4pm // At this point, the lift operators are shutting things down, hollering at us as we swoop past them, “We’re closing up in a few minutes here, get your last runs in now.” We don’t ever want to leave. A few more runs, done as quickly as we can possibly move our sliding feet down the mountain, and we head in to peel off our gear and rest in the hot tub for a snow-covered soak, both of us still a little dreamy-eyed from the day of skiing in fresh powder in near-solitude.
7pm // Skiing will take it out of you. And after two days of it, we’re exhausted. We head to Ram’s Head Bar for a simple plate of cheese, a bowl of chili – skiing is nothing without at least one bowl of chili – and a couple of Mount Hood Brewing Blondes followed by two rounds of shuffleboard in the game and movie room. I don’t even want to talk about how bad I am at this game, by the way. Almost as bad as I was at beer pong in college. We decide to pack it in for the night, knowing we have to get an early (4am) start the next day, and head back to our room for some shut eye – creepy Shining twins, thankfully, not included.

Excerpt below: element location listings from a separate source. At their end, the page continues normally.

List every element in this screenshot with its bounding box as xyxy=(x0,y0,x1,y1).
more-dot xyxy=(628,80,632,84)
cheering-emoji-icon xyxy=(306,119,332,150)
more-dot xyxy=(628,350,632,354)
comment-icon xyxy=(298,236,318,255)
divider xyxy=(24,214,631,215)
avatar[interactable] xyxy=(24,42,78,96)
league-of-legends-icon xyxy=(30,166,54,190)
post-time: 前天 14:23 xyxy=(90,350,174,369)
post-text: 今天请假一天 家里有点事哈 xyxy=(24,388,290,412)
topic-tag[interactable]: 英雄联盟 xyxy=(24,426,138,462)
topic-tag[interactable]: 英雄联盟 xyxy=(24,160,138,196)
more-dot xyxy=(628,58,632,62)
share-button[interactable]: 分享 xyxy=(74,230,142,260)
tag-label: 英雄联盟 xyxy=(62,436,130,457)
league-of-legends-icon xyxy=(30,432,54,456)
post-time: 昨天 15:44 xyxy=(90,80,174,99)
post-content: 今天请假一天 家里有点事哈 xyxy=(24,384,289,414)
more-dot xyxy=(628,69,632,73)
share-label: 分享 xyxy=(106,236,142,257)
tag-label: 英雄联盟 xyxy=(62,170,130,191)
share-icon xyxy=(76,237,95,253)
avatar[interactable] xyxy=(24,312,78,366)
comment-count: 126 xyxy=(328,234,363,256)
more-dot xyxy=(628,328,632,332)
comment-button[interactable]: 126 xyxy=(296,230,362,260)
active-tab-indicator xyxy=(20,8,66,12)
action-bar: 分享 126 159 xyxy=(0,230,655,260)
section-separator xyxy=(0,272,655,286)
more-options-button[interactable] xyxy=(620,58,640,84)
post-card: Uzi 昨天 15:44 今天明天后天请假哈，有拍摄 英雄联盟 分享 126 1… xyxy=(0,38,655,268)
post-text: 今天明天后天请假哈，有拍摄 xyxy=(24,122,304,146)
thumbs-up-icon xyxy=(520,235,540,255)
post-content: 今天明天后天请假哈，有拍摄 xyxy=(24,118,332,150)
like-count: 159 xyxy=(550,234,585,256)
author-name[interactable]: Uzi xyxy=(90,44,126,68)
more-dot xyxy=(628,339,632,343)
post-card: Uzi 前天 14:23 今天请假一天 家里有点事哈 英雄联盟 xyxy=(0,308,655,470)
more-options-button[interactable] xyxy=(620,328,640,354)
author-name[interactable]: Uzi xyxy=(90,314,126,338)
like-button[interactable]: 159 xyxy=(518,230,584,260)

Many thanks to Timberline Lodge for hosting us for an incredible weekend of snow and sustenance. All thoughts and opinions are my own and I can honestly say that though this was my first-ever time staying at Timberline, it will most definitely not be my last.
Also thanks to my husband, Barrett, for accommodating my one and only (early) birthday request for a real life snow beard. Best birthday present ever!